Nick Montoya, 30, who drove up to the meeting from his home in Rio Rancho, tells SFR a delay in his renewal last year led to him being arrested.
Montoya says an Albuquerque Police Officer busted him after finding three grams of pot in his car and discovering his patient card was out of date.
“He said that wouldn’t work, and handcuffed me,” says Montoya, who spent one night in jail.
“I sent in my renewal form 90 days before it expired, but they sent it back demanding more information. We sent it back to them two months early, but never heard back from them,” says Montoya.
In the meantime, Montoya racked up $2,500 in legal fees.
“Program employees are rude and unknowledgeable about their own rules,” he tells SFR. “When I called them to get information on the status of my card they treated me like a criminal."
Fortunately for Montoya, just before his trial, he received a new patient license and his lawyer was able to get possession charges dismissed.
Board member Dr. Eve Elting, who attended the meeting by telephone, suggested, “something is wrong” with the renewal process. Other members agreed.

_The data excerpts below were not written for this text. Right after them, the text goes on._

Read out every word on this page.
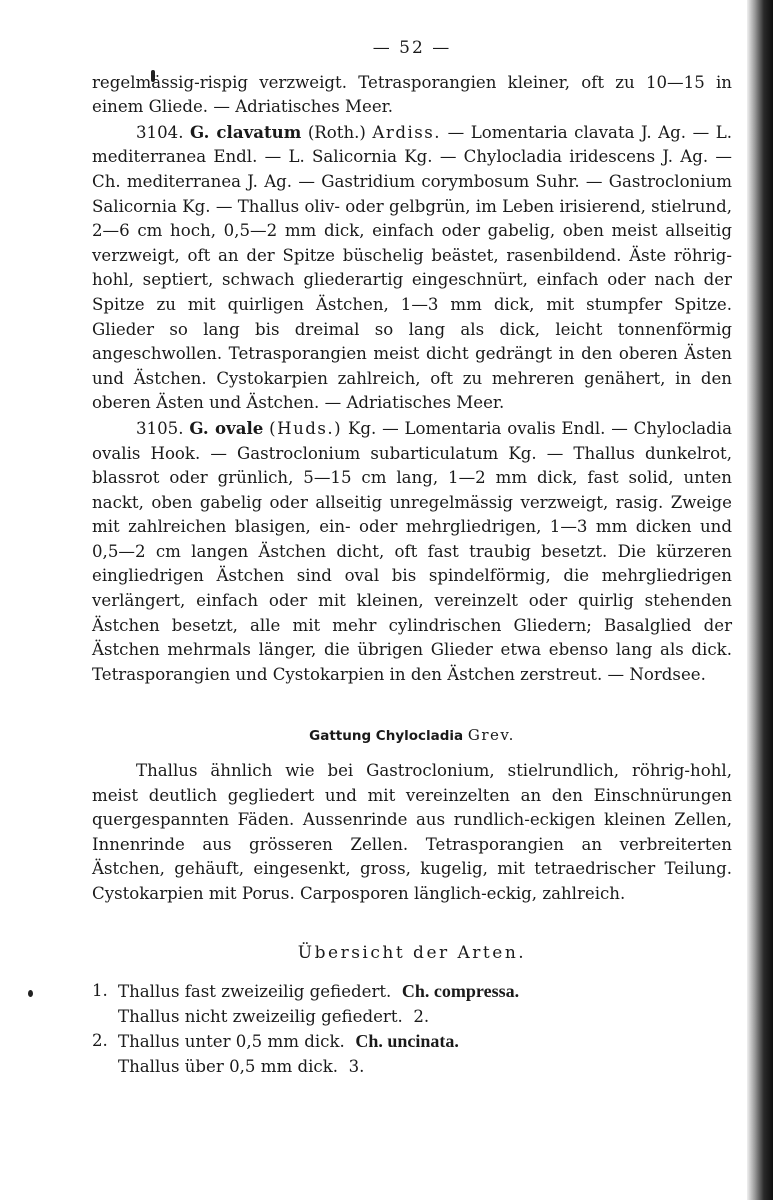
— 52 —

regelmässig-rispig verzweigt. Tetrasporangien kleiner, oft zu 10—15 in einem Gliede. — Adriatisches Meer.

3104. G. clavatum (Roth.) Ardiss. — Lomentaria clavata J. Ag. — L. mediterranea Endl. — L. Salicornia Kg. — Chylocladia iridescens J. Ag. — Ch. mediterranea J. Ag. — Gastridium corymbosum Suhr. — Gastroclonium Salicornia Kg. — Thallus oliv- oder gelbgrün, im Leben irisierend, stielrund, 2—6 cm hoch, 0,5—2 mm dick, einfach oder gabelig, oben meist allseitig verzweigt, oft an der Spitze büschelig beästet, rasenbildend. Äste röhrig-hohl, septiert, schwach gliederartig eingeschnürt, einfach oder nach der Spitze zu mit quirligen Ästchen, 1—3 mm dick, mit stumpfer Spitze. Glieder so lang bis dreimal so lang als dick, leicht tonnenförmig angeschwollen. Tetrasporangien meist dicht gedrängt in den oberen Ästen und Ästchen. Cystokarpien zahlreich, oft zu mehreren genähert, in den oberen Ästen und Ästchen. — Adriatisches Meer.

3105. G. ovale (Huds.) Kg. — Lomentaria ovalis Endl. — Chylocladia ovalis Hook. — Gastroclonium subarticulatum Kg. — Thallus dunkelrot, blassrot oder grünlich, 5—15 cm lang, 1—2 mm dick, fast solid, unten nackt, oben gabelig oder allseitig unregelmässig verzweigt, rasig. Zweige mit zahlreichen blasigen, ein- oder mehrgliedrigen, 1—3 mm dicken und 0,5—2 cm langen Ästchen dicht, oft fast traubig besetzt. Die kürzeren eingliedrigen Ästchen sind oval bis spindelförmig, die mehrgliedrigen verlängert, einfach oder mit kleinen, vereinzelt oder quirlig stehenden Ästchen besetzt, alle mit mehr cylindrischen Gliedern; Basalglied der Ästchen mehrmals länger, die übrigen Glieder etwa ebenso lang als dick. Tetrasporangien und Cystokarpien in den Ästchen zerstreut. — Nordsee.

Gattung Chylocladia Grev.

Thallus ähnlich wie bei Gastroclonium, stielrundlich, röhrig-hohl, meist deutlich gegliedert und mit vereinzelten an den Einschnürungen quergespannten Fäden. Aussenrinde aus rundlich-eckigen kleinen Zellen, Innenrinde aus grösseren Zellen. Tetrasporangien an verbreiterten Ästchen, gehäuft, eingesenkt, gross, kugelig, mit tetraedrischer Teilung. Cystokarpien mit Porus. Carposporen länglich-eckig, zahlreich.

Übersicht der Arten.
1. Thallus fast zweizeilig gefiedert. Ch. compressa.
Thallus nicht zweizeilig gefiedert. 2.
2. Thallus unter 0,5 mm dick. Ch. uncinata.
Thallus über 0,5 mm dick. 3.
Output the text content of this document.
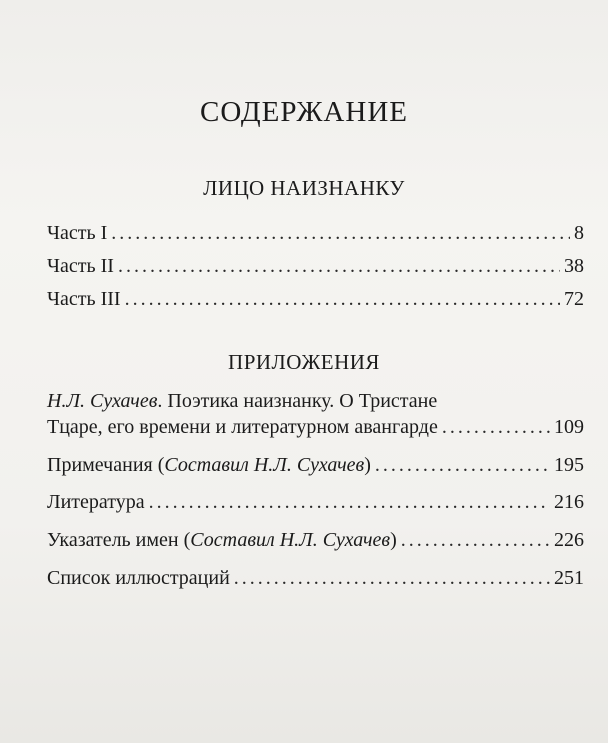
СОДЕРЖАНИЕ
ЛИЦО НАИЗНАНКУ
Часть I . . .	8
Часть II . . .	38
Часть III . . .	72
ПРИЛОЖЕНИЯ
Н.Л. Сухачев. Поэтика наизнанку. О Тристане
Тцаре, его времени и литературном авангарде . . .	109
Примечания (Составил Н.Л. Сухачев) . . .	195
Литература . . .	216
Указатель имен (Составил Н.Л. Сухачев) . . .	226
Список иллюстраций . . .	251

They passed two motions that will allow patients suffering from PTSD to be referred to the program by any licensed medical doctor or prescribing psychologist.
Drug Policy Alliance of New Mexico Policy Coordinator Jessica
Gelay persuaded the advisory board to not only adopt a petition to include
Alzheimer’s disease as a qualifying condition, but convinced them to expand it
to include all such "neurodegenerative dementia."
More than 30,000 New Mexicans’ lives are impacted by Alzheimer's, and that number is forecast to grow to over 41,000 people by 2025. Currently, there are only five drugs prescribed for Alzheimer’s disease.
Gelay says cannabis delays the build up of plaque on patients’ brains and stimulates their appetites.
As a primary caregiver, Larry Love has firsthand experience helping his mother who has cognitive impairment, which is often a precursor to Alzheimer’s. Cannabis, he says, reduces his mother’s agitation.
The board also unanimously approved ulcerative colitis.
The board's finding are recommendations, however, until they get final approval from Department of Health Secretary Retta Ward, who did not attend the meeting.
Earlier this year, she approved adding Huntington’s and Parkinson’s diseases to the list of qualified conditions, but rejected traumatic brain Injury.
Currently there are 10,818 patients enrolled in New Mexico’s program. More than 830 patient licenses are still pending.
Twenty one states and the District of Columbia have medical marijuana programs. Washington and Colorado have legalized cannabis for recreational use. A dozen more states, including Florida, New York and Ohio are considering new programs. A few other states have rejected proposals allowing residents to treat medical conditions, including, Georgia, Mississippi, Tennessee.
Producers and patients still hope to hear from program managers about increasing the supply of marijuana after chronic shortages were confirmed by SFR and the Department of Health last year.
“This has been an ongoing issue,” says Gelay. “The Department should already be moving forward. We don’t know what the delay is.”
Patients hope something happens.
“I can’t afford to renew my license,” one patient told the panel. “And I can’t afford my medication.”